The professor was standing at a blackboard. "As you all know, a four-dimensional point can be represented by a set of four coordinates (x, y, z, w). Now consider a unit tesseract. Its vertices' coordinates are all 0 or 1. It itself is the set of all points such that 0 <= x, y, z, w <= 1. By proceeding in this way..." All this was too much for Mr Jones, who had slept badly the previous night. He couldn't help dozing off.

But he had an extraordinary dream. He met his friend, Mr Thomson, who wanted to play paintball with him. Only everything seemed to look strange to him. There was no paint about. In the end they decided to play chess. "Don't you mean Chesseract?" Mr Jones still didn't know what that was. "Don't worry, I'll teach you the rules." After a long and hard-fought game, Mr Thomson won. And so Mr Jones wanted to see what was clearly a new house. "I see you've got a very big dining room. I can even see sculptures on all six walls!" But there were no sculptures. As Mr Thomson explained, those were paintings. Meanwhile Mr Thomson was idly drawing a cube on a piece of paper. To Mr Jones, the paper seemed solid. Even the cube could rotate like the ones he saw, unlike the drawings that he was familiar with.

And so he visited the basement. What he saw was a strange world. He could see his professor on what seemed to be an insubstantial sheet. Moreover, he could see his brain. He could see inside him, his heart beating. He could see the lecture hall. He could even see himself sleeping. He decided to pick up the professor. "So, by using analogy you can work out the number of faces, vertices, edges, and cells. Now consider... AAAAARGH! What are these five spheres doing right next to me? How can they change size?" Soon his eyes turned to a bucket of paint outside the lecture hall. It was full but it seemed freshly spread. He picked it up and wrapped it around a few pellets. The paintball game would start soon.

Mr Jones took a shot at Mr Thomson. It looked sure to hit. Then Mr Thomson leapt in a direction strangely unfamiliar to him. Only then did Mr Jones realise that this was the fourth dimension. The paintings were three-dimensional, the paper was three-dimensional, and Mr Thomson could draw a real cube as easily as he could draw a square.

Furthermore, his world was in a sheet in the basement. He could pick up his professor just like he could pick up a paper figure. He could see inside him, as he could see a brain drawn on a picture of a man. His fingers intersected his world in a sphere, just as his fingers make circular cross-sections with the surface of water. The paint was insubstantial in this 4-D world, just as a painted picture of a bucket was.
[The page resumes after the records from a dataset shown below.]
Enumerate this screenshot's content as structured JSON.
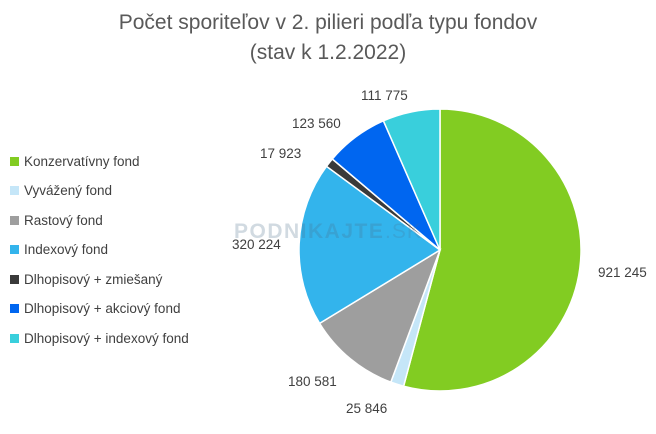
{
  "chart_data": {
    "type": "pie",
    "title": "Počet sporiteľov v 2. pilieri podľa typu fondov",
    "subtitle": "(stav k 1.2.2022)",
    "legend_position": "left",
    "slices": [
      {
        "label": "Konzervatívny fond",
        "value": 921245,
        "value_text": "921 245",
        "color": "#82cc22"
      },
      {
        "label": "Vyvážený fond",
        "value": 25846,
        "value_text": "25 846",
        "color": "#c5e6f8"
      },
      {
        "label": "Rastový fond",
        "value": 180581,
        "value_text": "180 581",
        "color": "#9e9e9e"
      },
      {
        "label": "Indexový fond",
        "value": 320224,
        "value_text": "320 224",
        "color": "#33b4ec"
      },
      {
        "label": "Dlhopisový + zmiešaný",
        "value": 17923,
        "value_text": "17 923",
        "color": "#3a3a3a"
      },
      {
        "label": "Dlhopisový + akciový fond",
        "value": 123560,
        "value_text": "123 560",
        "color": "#0066f0"
      },
      {
        "label": "Dlhopisový + indexový fond",
        "value": 111775,
        "value_text": "111 775",
        "color": "#39cfdc"
      }
    ]
  },
  "watermark": {
    "bold": "PODNIKAJTE",
    "thin": ".SK"
  }
}
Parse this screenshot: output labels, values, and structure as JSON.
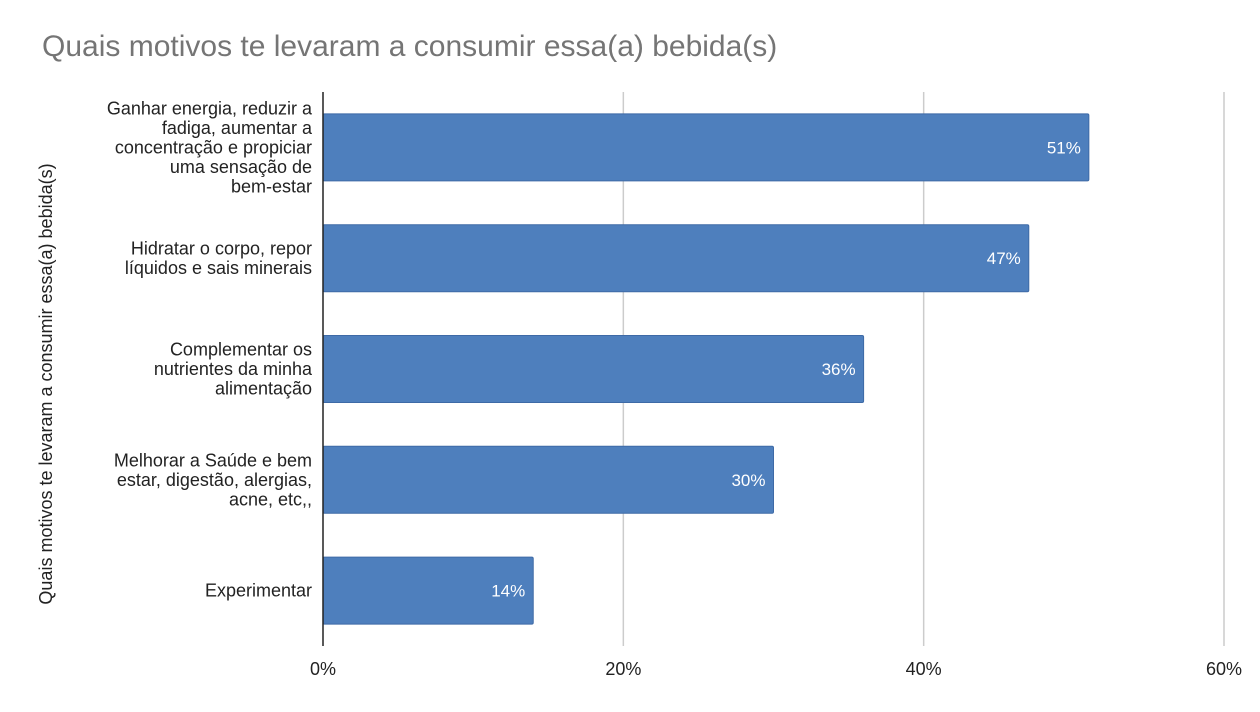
{
  "chart_data": {
    "type": "bar",
    "orientation": "horizontal",
    "title": "Quais motivos te levaram a consumir essa(a) bebida(s)",
    "ylabel": "Quais motivos te levaram a consumir essa(a) bebida(s)",
    "xlabel": "",
    "categories": [
      [
        "Ganhar energia, reduzir a",
        "fadiga, aumentar a",
        "concentração e propiciar",
        "uma sensação de",
        "bem-estar"
      ],
      [
        "Hidratar o corpo, repor",
        "líquidos e sais minerais"
      ],
      [
        "Complementar os",
        "nutrientes da minha",
        "alimentação"
      ],
      [
        "Melhorar a Saúde e bem",
        "estar, digestão, alergias,",
        "acne, etc,,"
      ],
      [
        "Experimentar"
      ]
    ],
    "values": [
      51,
      47,
      36,
      30,
      14
    ],
    "value_labels": [
      "51%",
      "47%",
      "36%",
      "30%",
      "14%"
    ],
    "xlim": [
      0,
      60
    ],
    "x_ticks": [
      0,
      20,
      40,
      60
    ],
    "x_tick_labels": [
      "0%",
      "20%",
      "40%",
      "60%"
    ],
    "grid": true,
    "bar_color": "#4e7fbd",
    "bar_border_color": "#3e6aa6",
    "grid_color": "#cccccc",
    "axis_color": "#222222"
  }
}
But despite knowing all this, he couldn't quite identify a strange buzzing sound. It was only when he woke up that he realised that it was his professor. He had slept through the entire lecture. "And so you can find out the surface volume of a hypersphere. This shows the limits of analogy in 4 dimensions and above. You should now be aware of the reasoning used to find out about the 4th dimension."